В августе папочка приготовил для меня сюрприз. В среду утром он позвонил мне, как обычно, чтобы напомнить о нашем традиционном ужине.
— Приготовил кое-что новенькое, — сказал он. — Я знаю, что тебе очень нравится моя запеченная лососина. Но пора расширять меню. Только ничего не ешь накануне, ладно?
Я повесила трубку, и в голову мне пришло сразу несколько мыслей. Во-первых, что-то в папиной жизни изменилось. Голос его звучал как-то возбужденно. Я была настолько занята последнее время, что упустила один очень важный момент — нерушимая константа моей жизни перестала быть таковой. На той неделе я пропустила традиционный ужин с отцом. На самом деле я пропустила этот ужин потому, что поехала в Атланту для того, чтобы купить обои для одной из гостевых ванн в Малберри-Хилл.
— Глория?
Глория что-то пробурчала. Тетушка проверяла счета — занятие, которое она меньше всего любила в жизни.
— Ты ничего необычного за папой в последнее время не замечала?
Глория подняла голову и задумалась.
— Что именно?
— Я не знаю. Он позвонил, чтобы пригласить меня на ужин, и сказал, что сегодня будет особое блюдо.
— Не лососина? Твои молитвы услышаны.
— И не только это. Голос у него звучал как-то странно.
— Ну, я заметила, что он тщательнее причесывает волосы. И представь себе, дважды я застукала его за тем, что он бегает трусцой по утрам.
— Отец? Мердок бегает трусцой? Я даже не знала, что у него есть кроссовки.
— Я сама была удивлена, — сказала Глория. — Может, ты знаешь, что с ним?
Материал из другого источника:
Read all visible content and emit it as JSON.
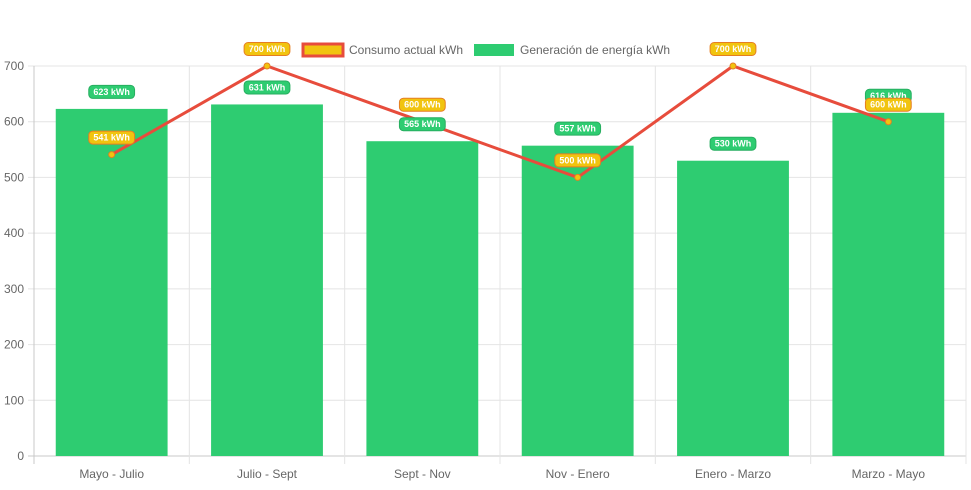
{
  "chart_data": {
    "type": "bar",
    "categories": [
      "Mayo - Julio",
      "Julio - Sept",
      "Sept - Nov",
      "Nov - Enero",
      "Enero - Marzo",
      "Marzo - Mayo"
    ],
    "series": [
      {
        "name": "Consumo actual kWh",
        "type": "line",
        "values": [
          541,
          700,
          600,
          500,
          700,
          600
        ],
        "labels": [
          "541 kWh",
          "700 kWh",
          "600 kWh",
          "500 kWh",
          "700 kWh",
          "600 kWh"
        ],
        "color": "#e74c3c",
        "fill": "#f1c40f",
        "label_color": "#f1c40f",
        "label_border": "#e67e22"
      },
      {
        "name": "Generación de energía kWh",
        "type": "bar",
        "values": [
          623,
          631,
          565,
          557,
          530,
          616
        ],
        "labels": [
          "623 kWh",
          "631 kWh",
          "565 kWh",
          "557 kWh",
          "530 kWh",
          "616 kWh"
        ],
        "color": "#2ecc71",
        "label_color": "#2ecc71"
      }
    ],
    "ylim": [
      0,
      700
    ],
    "yticks": [
      "0",
      "100",
      "200",
      "300",
      "400",
      "500",
      "600",
      "700"
    ],
    "grid": true,
    "legend": "top"
  }
}
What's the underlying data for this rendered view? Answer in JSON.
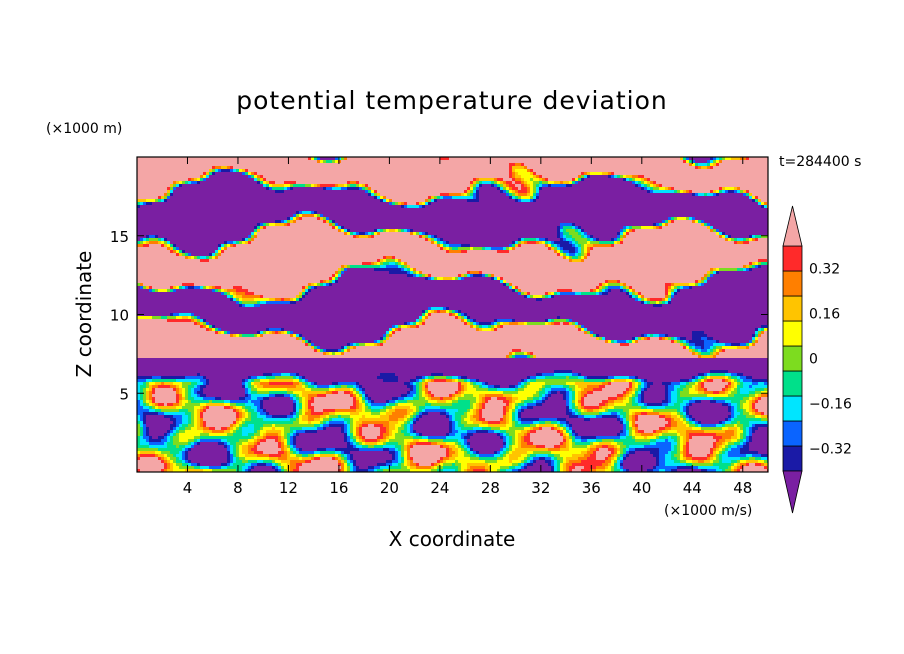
{
  "chart_data": {
    "type": "heatmap",
    "title": "potential temperature deviation",
    "xlabel": "X coordinate",
    "ylabel": "Z coordinate",
    "x_unit": "(×1000 m/s)",
    "y_unit": "(×1000 m)",
    "time_label": "t=284400 s",
    "xlim": [
      0,
      50
    ],
    "ylim": [
      0,
      20
    ],
    "x_ticks": [
      4,
      8,
      12,
      16,
      20,
      24,
      28,
      32,
      36,
      40,
      44,
      48
    ],
    "y_ticks": [
      5,
      10,
      15
    ],
    "colorbar": {
      "colors": [
        "#7a1fa2",
        "#1a1aa6",
        "#0a64ff",
        "#00e5ff",
        "#00e08a",
        "#7ddc1f",
        "#ffff00",
        "#ffc400",
        "#ff7f00",
        "#ff2a2a",
        "#f4a6a6"
      ],
      "labels": [
        "−0.32",
        "−0.16",
        "0",
        "0.16",
        "0.32"
      ],
      "label_values": [
        -0.32,
        -0.16,
        0,
        0.16,
        0.32
      ],
      "extend": "both"
    },
    "regions": [
      {
        "z_range": [
          0,
          7
        ],
        "description_value": "mixed anomalies from −0.32 to 0.32"
      },
      {
        "z_range": [
          7,
          20
        ],
        "description_value": "alternating layers of values above 0.4 and below −0.4"
      }
    ],
    "grid": false,
    "legend": "colorbar-right"
  }
}
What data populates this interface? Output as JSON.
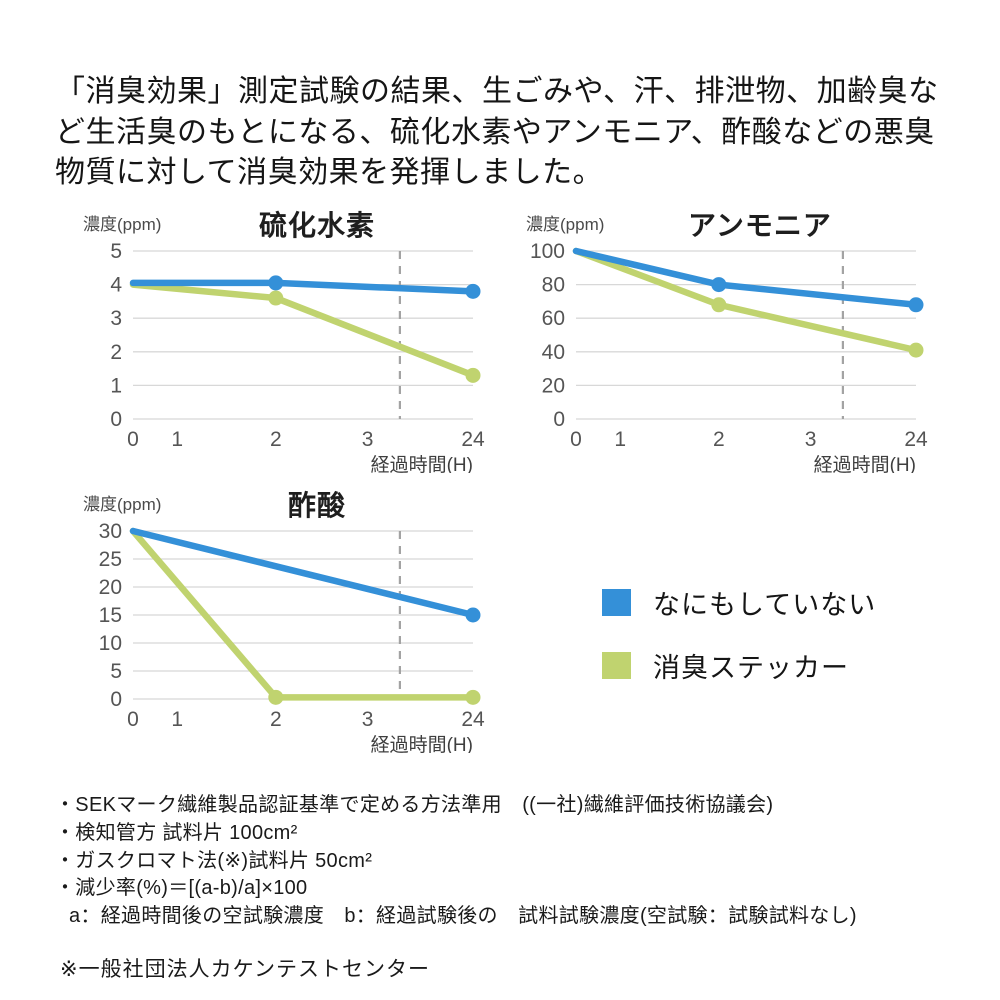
{
  "header": {
    "text": "「消臭効果」測定試験の結果、生ごみや、汗、排泄物、加齢臭など生活臭のもとになる、硫化水素やアンモニア、酢酸などの悪臭物質に対して消臭効果を発揮しました。"
  },
  "colors": {
    "blue": "#3490d8",
    "green": "#c0d36f",
    "grid": "#d8d8d8",
    "dash": "#a3a3a3"
  },
  "legend": {
    "items": [
      {
        "label": "なにもしていない",
        "color": "blue"
      },
      {
        "label": "消臭ステッカー",
        "color": "green"
      }
    ]
  },
  "chart_data": [
    {
      "type": "line",
      "title": "硫化水素",
      "ylabel": "濃度(ppm)",
      "xlabel": "経過時間(H)",
      "ylim": [
        0,
        5
      ],
      "yticks": [
        5,
        4,
        3,
        2,
        1,
        0
      ],
      "xticks": [
        "0",
        "1",
        "2",
        "3",
        "24"
      ],
      "x_fractions": {
        "0": 0,
        "1": 0.13,
        "2": 0.42,
        "3": 0.69,
        "24": 1
      },
      "dashed_x_fraction": 0.785,
      "series": [
        {
          "name": "消臭ステッカー",
          "color": "green",
          "points": [
            {
              "x": 0,
              "y": 4.0
            },
            {
              "x": 2,
              "y": 3.6,
              "dot": true
            },
            {
              "x": 24,
              "y": 1.3,
              "dot": true
            }
          ]
        },
        {
          "name": "なにもしていない",
          "color": "blue",
          "points": [
            {
              "x": 0,
              "y": 4.05
            },
            {
              "x": 2,
              "y": 4.05,
              "dot": true
            },
            {
              "x": 24,
              "y": 3.8,
              "dot": true
            }
          ]
        }
      ]
    },
    {
      "type": "line",
      "title": "アンモニア",
      "ylabel": "濃度(ppm)",
      "xlabel": "経過時間(H)",
      "ylim": [
        0,
        100
      ],
      "yticks": [
        100,
        80,
        60,
        40,
        20,
        0
      ],
      "xticks": [
        "0",
        "1",
        "2",
        "3",
        "24"
      ],
      "x_fractions": {
        "0": 0,
        "1": 0.13,
        "2": 0.42,
        "3": 0.69,
        "24": 1
      },
      "dashed_x_fraction": 0.785,
      "series": [
        {
          "name": "消臭ステッカー",
          "color": "green",
          "points": [
            {
              "x": 0,
              "y": 100
            },
            {
              "x": 2,
              "y": 68,
              "dot": true
            },
            {
              "x": 24,
              "y": 41,
              "dot": true
            }
          ]
        },
        {
          "name": "なにもしていない",
          "color": "blue",
          "points": [
            {
              "x": 0,
              "y": 100
            },
            {
              "x": 2,
              "y": 80,
              "dot": true
            },
            {
              "x": 24,
              "y": 68,
              "dot": true
            }
          ]
        }
      ]
    },
    {
      "type": "line",
      "title": "酢酸",
      "ylabel": "濃度(ppm)",
      "xlabel": "経過時間(H)",
      "ylim": [
        0,
        30
      ],
      "yticks": [
        30,
        25,
        20,
        15,
        10,
        5,
        0
      ],
      "xticks": [
        "0",
        "1",
        "2",
        "3",
        "24"
      ],
      "x_fractions": {
        "0": 0,
        "1": 0.13,
        "2": 0.42,
        "3": 0.69,
        "24": 1
      },
      "dashed_x_fraction": 0.785,
      "series": [
        {
          "name": "消臭ステッカー",
          "color": "green",
          "points": [
            {
              "x": 0,
              "y": 30
            },
            {
              "x": 2,
              "y": 0.3,
              "dot": true
            },
            {
              "x": 24,
              "y": 0.3,
              "dot": true
            }
          ]
        },
        {
          "name": "なにもしていない",
          "color": "blue",
          "points": [
            {
              "x": 0,
              "y": 30
            },
            {
              "x": 24,
              "y": 15,
              "dot": true
            }
          ]
        }
      ]
    }
  ],
  "footer": {
    "notes": [
      "・SEKマーク繊維製品認証基準で定める方法準用　((一社)繊維評価技術協議会)",
      "・検知管方 試料片 100cm²",
      "・ガスクロマト法(※)試料片 50cm²",
      "・減少率(%)＝[(a-b)/a]×100",
      "a：経過時間後の空試験濃度　b：経過試験後の　試料試験濃度(空試験：試験試料なし)"
    ],
    "certifier": "※一般社団法人カケンテストセンター"
  }
}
— Пожалуй, сегодня я попытаюсь это выяснить. — Я вернулась к работе и забыла об этом разговоре.
В семь часов, когда я припарковала машину к отцовскому дому, я заметила, что рядом с домом стоит еще одна машина. В этом не было ничего особенного. Отец часто обкатывал машины перед продажей. Странно было то, что отцовская машина тоже была на месте, а вторая — красный «хюндай» — из тех автомобилей, продажей которых отец никогда не занимался.
Из дома несло чесноком. Вот, решила я, в чем состоит сюрприз. Папа, должно быть, узнал, как готовят спагетти и сухарики с чесноком.
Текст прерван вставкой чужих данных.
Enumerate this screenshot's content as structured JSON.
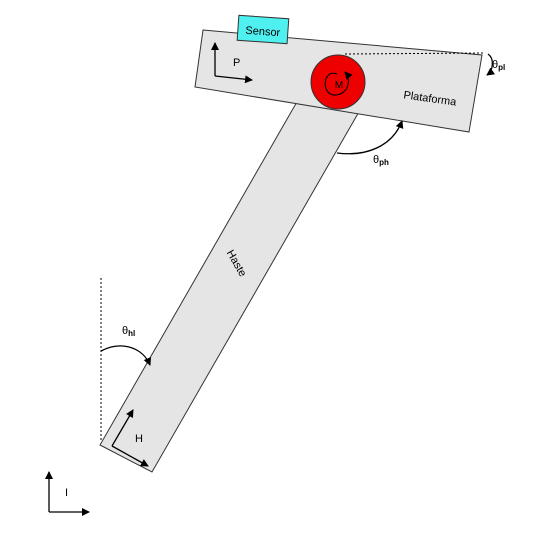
{
  "diagram": {
    "sensor_label": "Sensor",
    "platform_label": "Plataforma",
    "rod_label": "Haste",
    "motor_label": "M",
    "frame_platform_label": "P",
    "frame_rod_label": "H",
    "frame_inertial_label": "I",
    "theta_symbol": "θ",
    "angle_platform_inertial_sub": "pl",
    "angle_platform_rod_sub": "ph",
    "angle_rod_inertial_sub": "hl",
    "colors": {
      "sensor": "#4ff0f0",
      "motor": "#ee0000",
      "body": "#e5e5e5"
    }
  }
}
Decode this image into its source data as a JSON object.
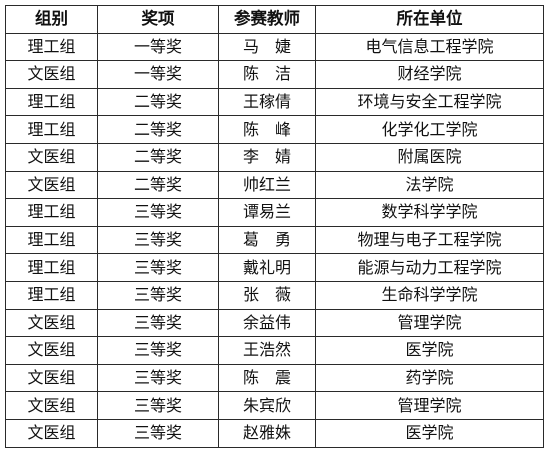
{
  "table": {
    "headers": [
      "组别",
      "奖项",
      "参赛教师",
      "所在单位"
    ],
    "rows": [
      [
        "理工组",
        "一等奖",
        "马　婕",
        "电气信息工程学院"
      ],
      [
        "文医组",
        "一等奖",
        "陈　洁",
        "财经学院"
      ],
      [
        "理工组",
        "二等奖",
        "王稼倩",
        "环境与安全工程学院"
      ],
      [
        "理工组",
        "二等奖",
        "陈　峰",
        "化学化工学院"
      ],
      [
        "文医组",
        "二等奖",
        "李　婧",
        "附属医院"
      ],
      [
        "文医组",
        "二等奖",
        "帅红兰",
        "法学院"
      ],
      [
        "理工组",
        "三等奖",
        "谭易兰",
        "数学科学学院"
      ],
      [
        "理工组",
        "三等奖",
        "葛　勇",
        "物理与电子工程学院"
      ],
      [
        "理工组",
        "三等奖",
        "戴礼明",
        "能源与动力工程学院"
      ],
      [
        "理工组",
        "三等奖",
        "张　薇",
        "生命科学学院"
      ],
      [
        "文医组",
        "三等奖",
        "余益伟",
        "管理学院"
      ],
      [
        "文医组",
        "三等奖",
        "王浩然",
        "医学院"
      ],
      [
        "文医组",
        "三等奖",
        "陈　震",
        "药学院"
      ],
      [
        "文医组",
        "三等奖",
        "朱宾欣",
        "管理学院"
      ],
      [
        "文医组",
        "三等奖",
        "赵雅姝",
        "医学院"
      ]
    ]
  }
}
Я открыла дверь своим ключом и пошла на кухню. Отец стоял ко мне спиной — у плиты, с повязанным на поясе полотенцем. В руках у него была деревянная ложка, и он что-то помешивал на сковородке, стоящей на большом огне. Но на кухне он был не один. Миниатюрная женщина с длинной темной косой до талии стояла рядом с отцом и резала лук.
— Привет, — сказала я, на мгновение задумавшись, не ошиблась ли я домом.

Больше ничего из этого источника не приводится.